Septimus agrees to call Conrad, head of the New York chapter, and ask him to give the Voice an interview. He disappears with his cell phone into the next room. Several minutes pass.
When he returns, Septimus says, “They’re going to vote on whether to do the interview. Conrad may reach out.”
Conrad never does.
Man and bike – Black Label
Other mutant-bike clubs, however, dispense with any attempt at cloaking themselves in enigma. Skunk, 36, called from Massachusetts to talk about SCUL, or the Subversive Choppers Urban Legion, a gleefully nerdy sci-fi-based club whose members calls their bikes “ships.”

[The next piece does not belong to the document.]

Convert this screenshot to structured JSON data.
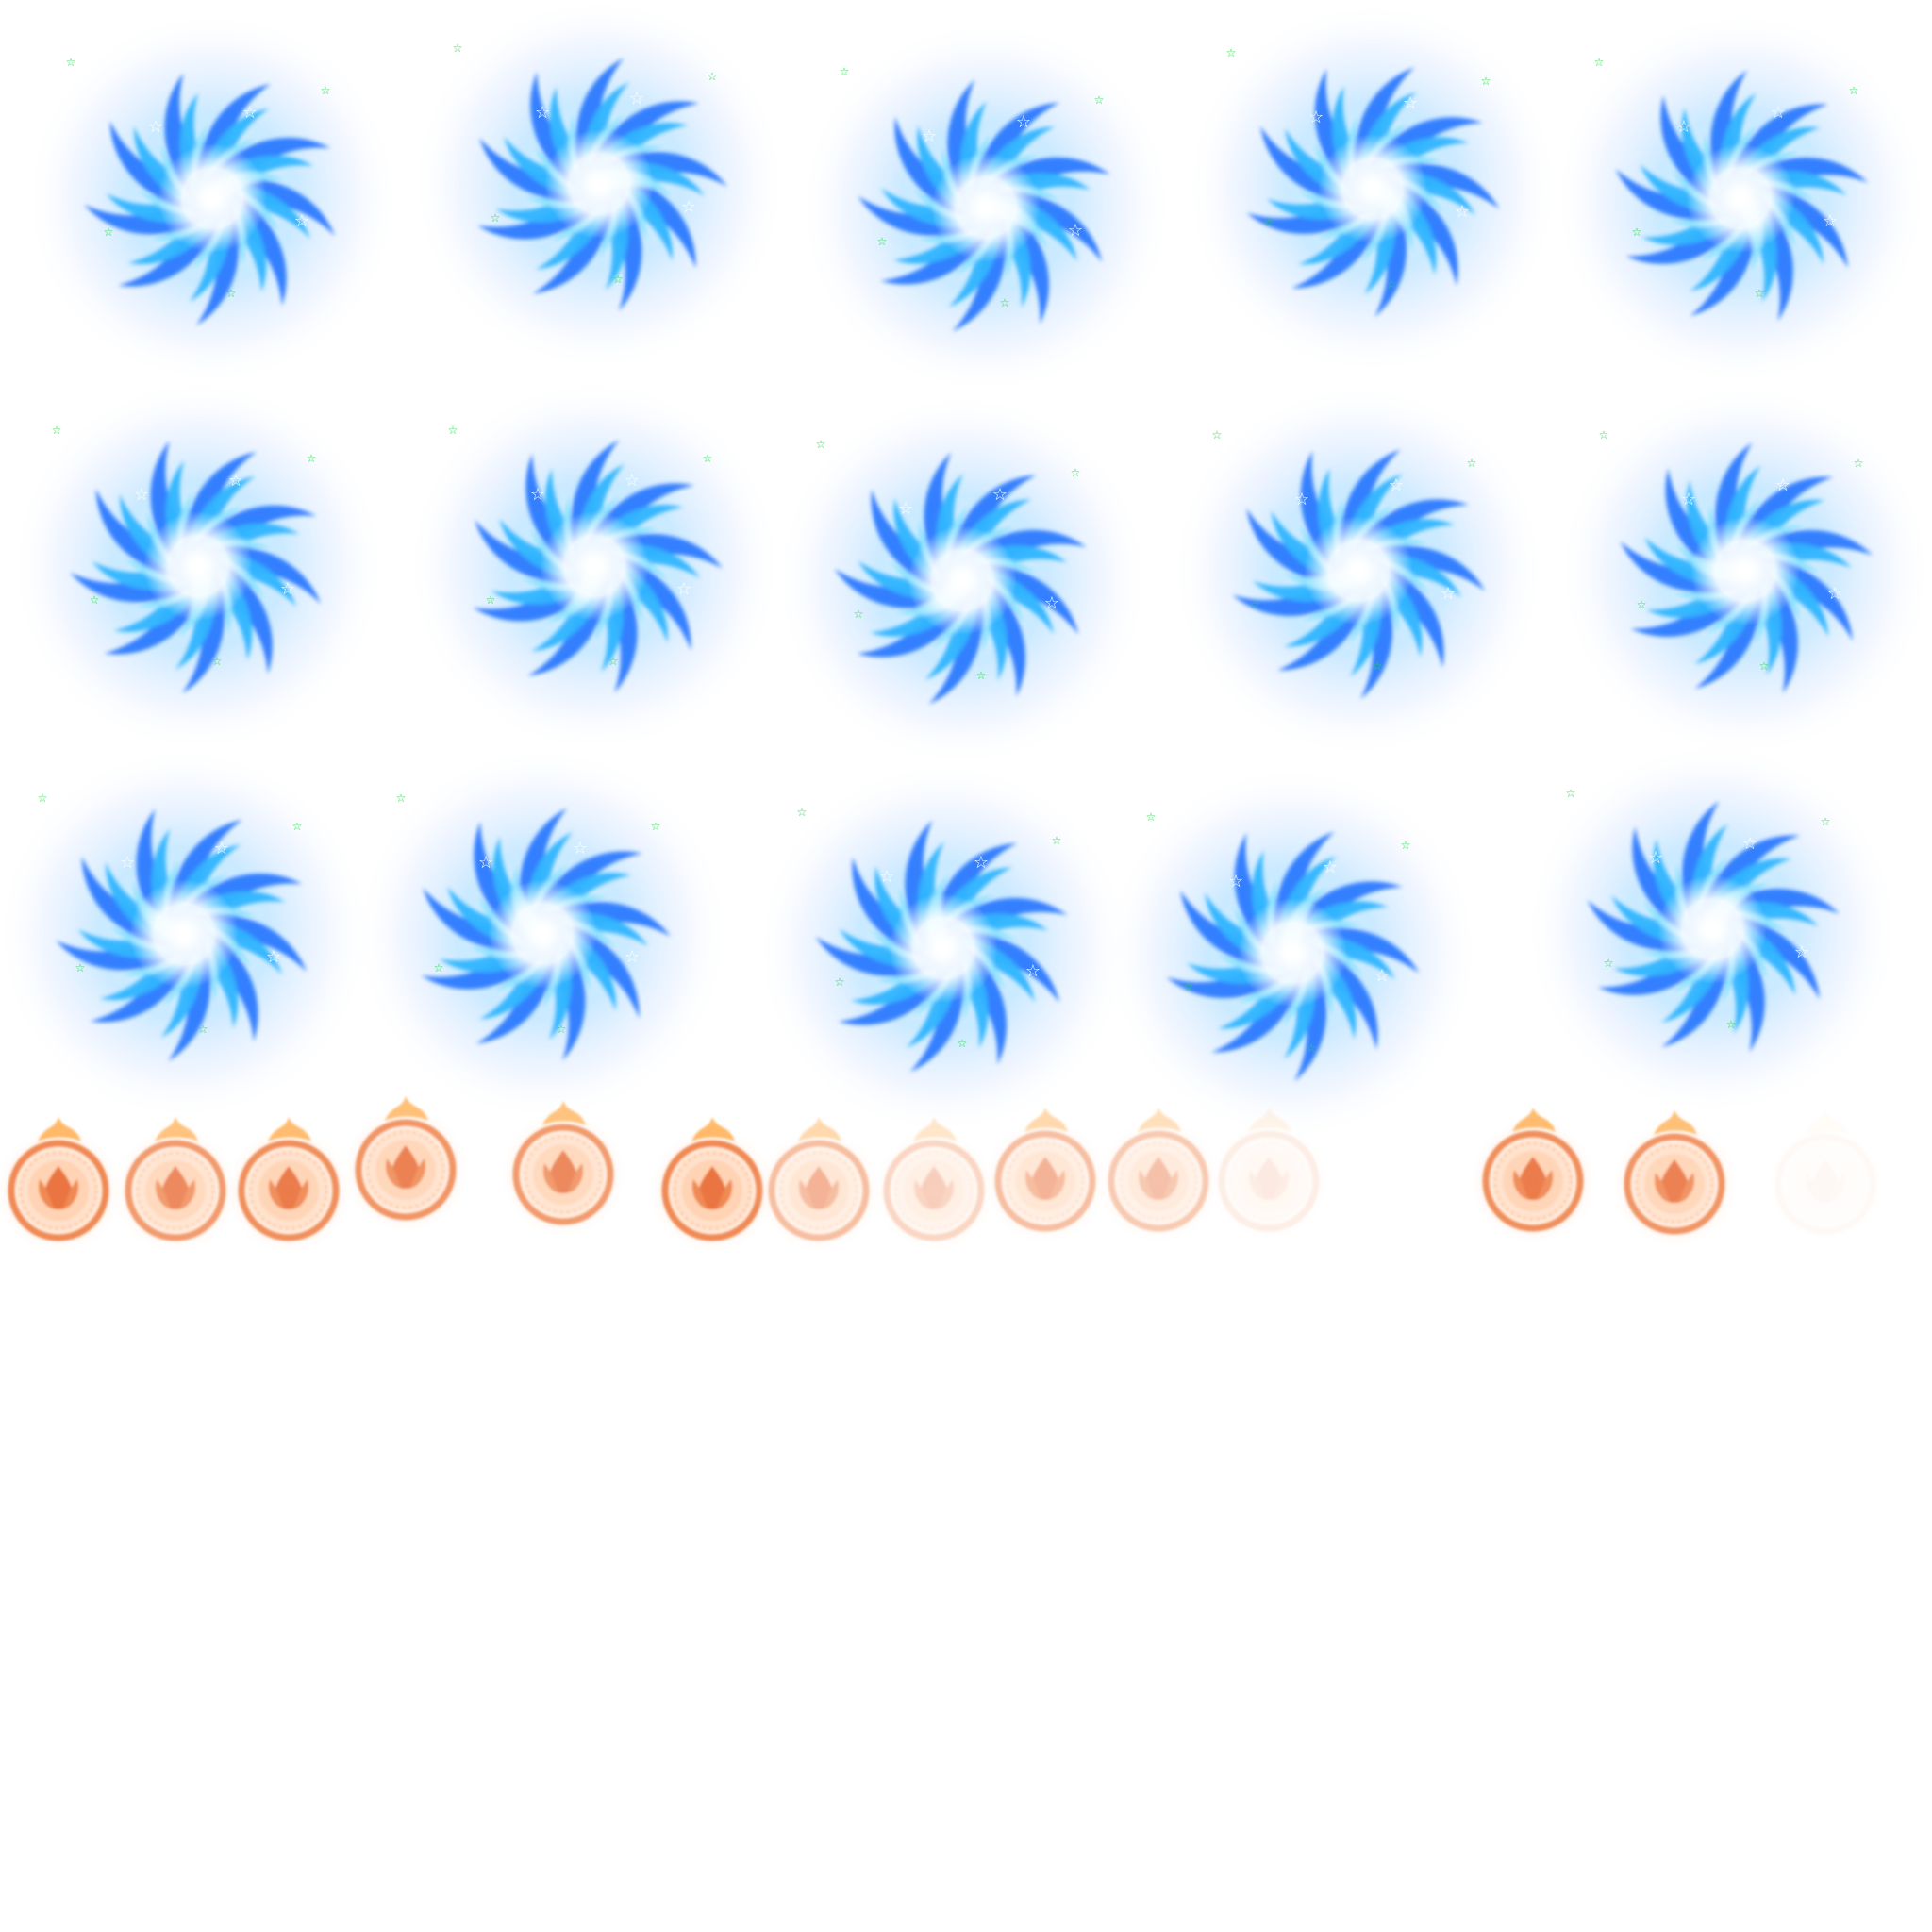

“We have a kind of rolling dance party on our bikes,” he says, “where we are cheering and high-fiving everyone on the streets of Boston and ringing our bells. We’ll stop and dance, eat ice cream, and go skinny-dipping.”
It is Megulon Five, a leading figure for the Portland chapter of C.H.U.N.K., who strips bare the essential motivation for joining a club. He’s a computer programmer and since 1992, a bike maker. “Last night, a bunch of us rode down to the river and had a few beers.” That, he says, “was a little bubble of mutant-bike utopia.”